In 2009, 12 percent of all public transit trips in the U.S. were made by people age 65 or older. Economic factors such as the recession and rising gas prices have substantially increased the demand for public transit in New York and nationwide. However, according to a March 2011 survey, 71 percent of public transit agencies experienced flat or decreased operating funding from local sources and even greater cuts from state sources. AARP and the Tri-State Transportation Campaign produced this report to look at five public transit systems in New York and analyze their transit ridership, how these transit systems are being affected by the recession, and how reduced transit services affect New Yorkers’ ability to stay mobile, especially senior and low-income residents.
The report examines the relationship between the state of the economy and the use of public transportation among New Yorkers. Additionally, the report addresses the impact keeping older New Yorkers mobile has on New York’s bottom line. “By keeping seniors out of nursing homes, and enabling them to age in place with better transportation options, state policymakers can help to keep the costs of long-term care down.”

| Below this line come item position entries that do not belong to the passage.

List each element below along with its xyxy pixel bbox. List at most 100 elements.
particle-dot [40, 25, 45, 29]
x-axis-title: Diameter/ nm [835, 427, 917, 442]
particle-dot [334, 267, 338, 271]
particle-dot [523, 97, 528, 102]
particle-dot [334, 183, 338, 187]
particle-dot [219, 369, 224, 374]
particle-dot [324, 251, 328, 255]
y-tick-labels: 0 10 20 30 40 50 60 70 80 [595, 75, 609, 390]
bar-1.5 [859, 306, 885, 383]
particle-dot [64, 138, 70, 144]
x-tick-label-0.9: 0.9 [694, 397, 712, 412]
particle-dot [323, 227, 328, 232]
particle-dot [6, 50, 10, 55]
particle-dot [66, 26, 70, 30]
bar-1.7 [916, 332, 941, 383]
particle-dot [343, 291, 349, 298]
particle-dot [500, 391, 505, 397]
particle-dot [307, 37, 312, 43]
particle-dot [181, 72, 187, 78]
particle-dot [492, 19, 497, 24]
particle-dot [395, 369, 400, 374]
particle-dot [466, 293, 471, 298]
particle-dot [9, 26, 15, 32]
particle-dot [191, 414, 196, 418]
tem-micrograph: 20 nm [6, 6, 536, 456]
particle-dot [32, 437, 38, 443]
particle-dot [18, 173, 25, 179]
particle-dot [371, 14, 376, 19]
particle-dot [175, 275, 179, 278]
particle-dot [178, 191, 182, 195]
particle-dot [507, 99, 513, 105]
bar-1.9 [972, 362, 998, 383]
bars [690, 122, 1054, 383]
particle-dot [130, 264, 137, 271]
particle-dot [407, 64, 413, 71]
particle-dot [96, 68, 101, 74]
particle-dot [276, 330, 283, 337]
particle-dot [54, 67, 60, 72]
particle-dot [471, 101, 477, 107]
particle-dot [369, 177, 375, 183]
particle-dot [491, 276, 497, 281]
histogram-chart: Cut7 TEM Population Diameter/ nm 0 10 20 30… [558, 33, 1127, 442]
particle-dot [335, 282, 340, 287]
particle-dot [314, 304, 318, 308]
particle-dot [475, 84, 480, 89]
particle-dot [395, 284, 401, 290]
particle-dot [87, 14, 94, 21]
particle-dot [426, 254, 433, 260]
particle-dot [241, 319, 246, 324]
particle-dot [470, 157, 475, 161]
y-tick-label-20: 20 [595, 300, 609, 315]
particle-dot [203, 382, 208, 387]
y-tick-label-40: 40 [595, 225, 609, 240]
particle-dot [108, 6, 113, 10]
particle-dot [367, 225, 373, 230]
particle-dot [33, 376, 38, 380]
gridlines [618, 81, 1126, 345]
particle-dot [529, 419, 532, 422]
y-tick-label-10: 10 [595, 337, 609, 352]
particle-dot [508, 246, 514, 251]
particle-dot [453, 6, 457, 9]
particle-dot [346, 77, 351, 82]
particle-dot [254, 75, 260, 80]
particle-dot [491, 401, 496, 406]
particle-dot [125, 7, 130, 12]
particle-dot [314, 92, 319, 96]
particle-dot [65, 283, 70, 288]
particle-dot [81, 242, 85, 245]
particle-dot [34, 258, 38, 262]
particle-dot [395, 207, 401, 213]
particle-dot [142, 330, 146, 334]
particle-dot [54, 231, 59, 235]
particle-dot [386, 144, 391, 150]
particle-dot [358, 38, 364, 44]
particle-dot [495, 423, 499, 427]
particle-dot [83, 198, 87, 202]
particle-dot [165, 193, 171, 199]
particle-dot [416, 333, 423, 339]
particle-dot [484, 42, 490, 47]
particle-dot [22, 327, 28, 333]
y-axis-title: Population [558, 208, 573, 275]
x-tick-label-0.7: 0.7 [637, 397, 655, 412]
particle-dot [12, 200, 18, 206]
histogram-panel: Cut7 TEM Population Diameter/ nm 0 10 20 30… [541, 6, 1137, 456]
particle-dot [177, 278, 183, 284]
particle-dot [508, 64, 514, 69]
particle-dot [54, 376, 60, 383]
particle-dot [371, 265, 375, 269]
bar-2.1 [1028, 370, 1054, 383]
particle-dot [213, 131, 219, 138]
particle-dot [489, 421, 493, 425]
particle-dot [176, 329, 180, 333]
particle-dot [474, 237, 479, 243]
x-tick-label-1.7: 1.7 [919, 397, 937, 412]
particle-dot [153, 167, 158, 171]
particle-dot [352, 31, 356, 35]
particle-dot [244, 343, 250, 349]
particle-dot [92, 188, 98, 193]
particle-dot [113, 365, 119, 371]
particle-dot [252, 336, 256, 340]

Recommended solutions to keep all New Yorkers moving with accessible and affordable public transit options are addressed throughout the report. Some of these recommendations include finding new revenue sources to provide stable funding for public transit and promoting Bus Rapid Transit that enables shorter commutes to better meet the needs of many New Yorkers.
How to Use
Planners and local officials can use this report to gain an understanding of the relationship between economic stability and public transportation needs, as well as the efforts of New York’s public transit systems to accommodate these needs, specifically for seniors and low-income residents.